In 1971, the Bretton Woods Gold-Dollar exchange rate system broke down, bringing in an era of floating exchange rates with all their uncertainty. Governments, especially the USA's and UK's may have been relieved of defending a particular parity by having to take deflationary action but this simply passed the burden on to trade and industry. As rates of exchange might vary at any time, both exporters and importers feared exchange rate losses, so increasing risk and uncertainty in the business community. Many firms, especially smaller ones, would choose to remain strictly domestic.

The American dollar however, remained the main world reserve currency and the one which most third-party countries' debts were settled in, but after the first oil shock in 1974/1975 the dollar continued to weaken, especially against the German mark. This increased tensions between Washington and a more and more confident Bonn government under the urbane and pragmatic Chancellor Helmut Schmidt. France too, wanted the USA to do more to defend the dollar, even demanding that it return to the Gold-Dollar system, forgetting a main reason of its demise had been France's insistence that its dues be always settled in gold - others could have the paper currency.

In 1975 an economic summit took place between the USA, UK, Japan, Canada, Italy, France and Germany, a forerunner of future G7 summits.
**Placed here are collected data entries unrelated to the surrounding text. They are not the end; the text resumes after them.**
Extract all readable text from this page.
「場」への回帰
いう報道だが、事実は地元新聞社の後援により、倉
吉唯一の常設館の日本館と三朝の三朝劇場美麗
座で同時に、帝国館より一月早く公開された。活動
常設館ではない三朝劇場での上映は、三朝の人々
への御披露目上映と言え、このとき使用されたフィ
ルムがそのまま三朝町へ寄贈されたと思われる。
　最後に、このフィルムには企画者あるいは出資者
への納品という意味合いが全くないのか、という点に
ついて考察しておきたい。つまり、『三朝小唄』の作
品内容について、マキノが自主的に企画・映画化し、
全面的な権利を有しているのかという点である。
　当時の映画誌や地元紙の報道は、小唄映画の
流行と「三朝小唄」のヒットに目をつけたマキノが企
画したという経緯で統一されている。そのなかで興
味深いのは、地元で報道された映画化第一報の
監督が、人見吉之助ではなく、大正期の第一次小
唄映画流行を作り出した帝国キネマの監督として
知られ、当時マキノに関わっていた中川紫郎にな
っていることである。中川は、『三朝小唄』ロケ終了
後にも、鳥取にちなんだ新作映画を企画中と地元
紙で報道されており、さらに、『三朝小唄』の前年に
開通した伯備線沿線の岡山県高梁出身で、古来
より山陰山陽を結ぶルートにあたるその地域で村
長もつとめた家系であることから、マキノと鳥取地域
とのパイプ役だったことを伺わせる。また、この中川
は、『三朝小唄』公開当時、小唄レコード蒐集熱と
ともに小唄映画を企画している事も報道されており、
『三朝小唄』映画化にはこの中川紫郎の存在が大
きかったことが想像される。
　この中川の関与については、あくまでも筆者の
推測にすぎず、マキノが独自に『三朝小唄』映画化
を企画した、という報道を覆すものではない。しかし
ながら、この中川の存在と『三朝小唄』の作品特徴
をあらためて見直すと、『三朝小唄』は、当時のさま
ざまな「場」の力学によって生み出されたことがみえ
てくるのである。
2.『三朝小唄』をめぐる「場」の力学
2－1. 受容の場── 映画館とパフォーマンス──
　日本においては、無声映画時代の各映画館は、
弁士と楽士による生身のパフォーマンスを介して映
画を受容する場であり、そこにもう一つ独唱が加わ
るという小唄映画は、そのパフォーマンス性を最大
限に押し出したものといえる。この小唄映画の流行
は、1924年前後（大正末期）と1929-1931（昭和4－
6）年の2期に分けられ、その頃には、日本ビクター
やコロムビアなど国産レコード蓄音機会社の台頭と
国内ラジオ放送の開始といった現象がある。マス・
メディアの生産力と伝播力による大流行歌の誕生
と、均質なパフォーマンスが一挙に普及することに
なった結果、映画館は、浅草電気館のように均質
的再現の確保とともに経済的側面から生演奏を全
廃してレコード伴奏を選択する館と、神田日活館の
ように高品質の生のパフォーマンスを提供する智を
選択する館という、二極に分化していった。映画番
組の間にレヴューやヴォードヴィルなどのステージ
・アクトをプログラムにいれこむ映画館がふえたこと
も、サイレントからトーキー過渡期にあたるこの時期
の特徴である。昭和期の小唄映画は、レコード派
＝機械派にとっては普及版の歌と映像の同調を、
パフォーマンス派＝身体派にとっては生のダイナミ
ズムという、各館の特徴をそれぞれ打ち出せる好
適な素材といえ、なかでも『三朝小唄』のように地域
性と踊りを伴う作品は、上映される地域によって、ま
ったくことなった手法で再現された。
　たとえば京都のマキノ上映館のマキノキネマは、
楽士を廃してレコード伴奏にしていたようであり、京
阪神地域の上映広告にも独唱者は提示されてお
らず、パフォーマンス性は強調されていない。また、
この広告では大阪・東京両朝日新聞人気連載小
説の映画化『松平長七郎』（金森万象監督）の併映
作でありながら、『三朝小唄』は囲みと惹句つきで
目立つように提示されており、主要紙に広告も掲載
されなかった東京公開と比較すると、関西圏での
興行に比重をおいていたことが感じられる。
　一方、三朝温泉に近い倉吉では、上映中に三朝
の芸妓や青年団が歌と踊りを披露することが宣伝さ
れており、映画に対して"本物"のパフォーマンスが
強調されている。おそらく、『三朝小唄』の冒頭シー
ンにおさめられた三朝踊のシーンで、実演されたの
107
Little was agreed and the USA made it clear that there would not be a Bretton Woods, Mark II. What did emerge was a proposal by Helmut Schmidt and Valery Giscard d'Estaing, the French President, that the EEC set up a European Monetary System, a currency scheme independent of dollar fluctuations. With only a lukewarm response from the UK (what a surprise), the Schmidt-Giscard d'Estaing partnership would put Germany and France at the heart of the EEC and be a real driving force for further integration. The foundations of the eurozone had been laid.

By the mid 70s, Germany had transformed over a period of 30 years into Europe's biggest economy accounting for nearly 10 per cent of world GDP, its monetary policy largely controlled by an independent-from-government central bank, the Bundesbank, with headquarters in Frankfurt am Main. Under the German constitution, the Bundesbank has always been tasked with controlling inflation and maintaining the currency's real value and German governments do all in their power not to upset the bank which is held in high esteem by the populace.

Asked by a colleague in 1997 whether or not Britain should join the euro, I answered in favour as doing so would reduce transaction costs and encourage trade, and knowing that the European Central Bank (ECB) was to be sited in Frankfurt, thought it would be a clone of the Bundesbank. My colleague was against as he felt that the then proposed countries joining, formed too large an optimal currency area and couldn't see how one set interest rate could fit all. I took his point but that argument had in the past been applied to the USA, anyway, my view was shared by a comfortable majority.

There was also the Maastricht Treaty's joining criteria, as laid down in Article 109j and the Protocol on Convergence:

"...where these are not met by a country, the country's economic performance will be deemed to be out of line with that of other members and the country will be ineligible to join EMU [the euro]. This is because either membership would produce unacceptable adjustment costs in that country (eg unemployment) or because it would undermine EMU itself."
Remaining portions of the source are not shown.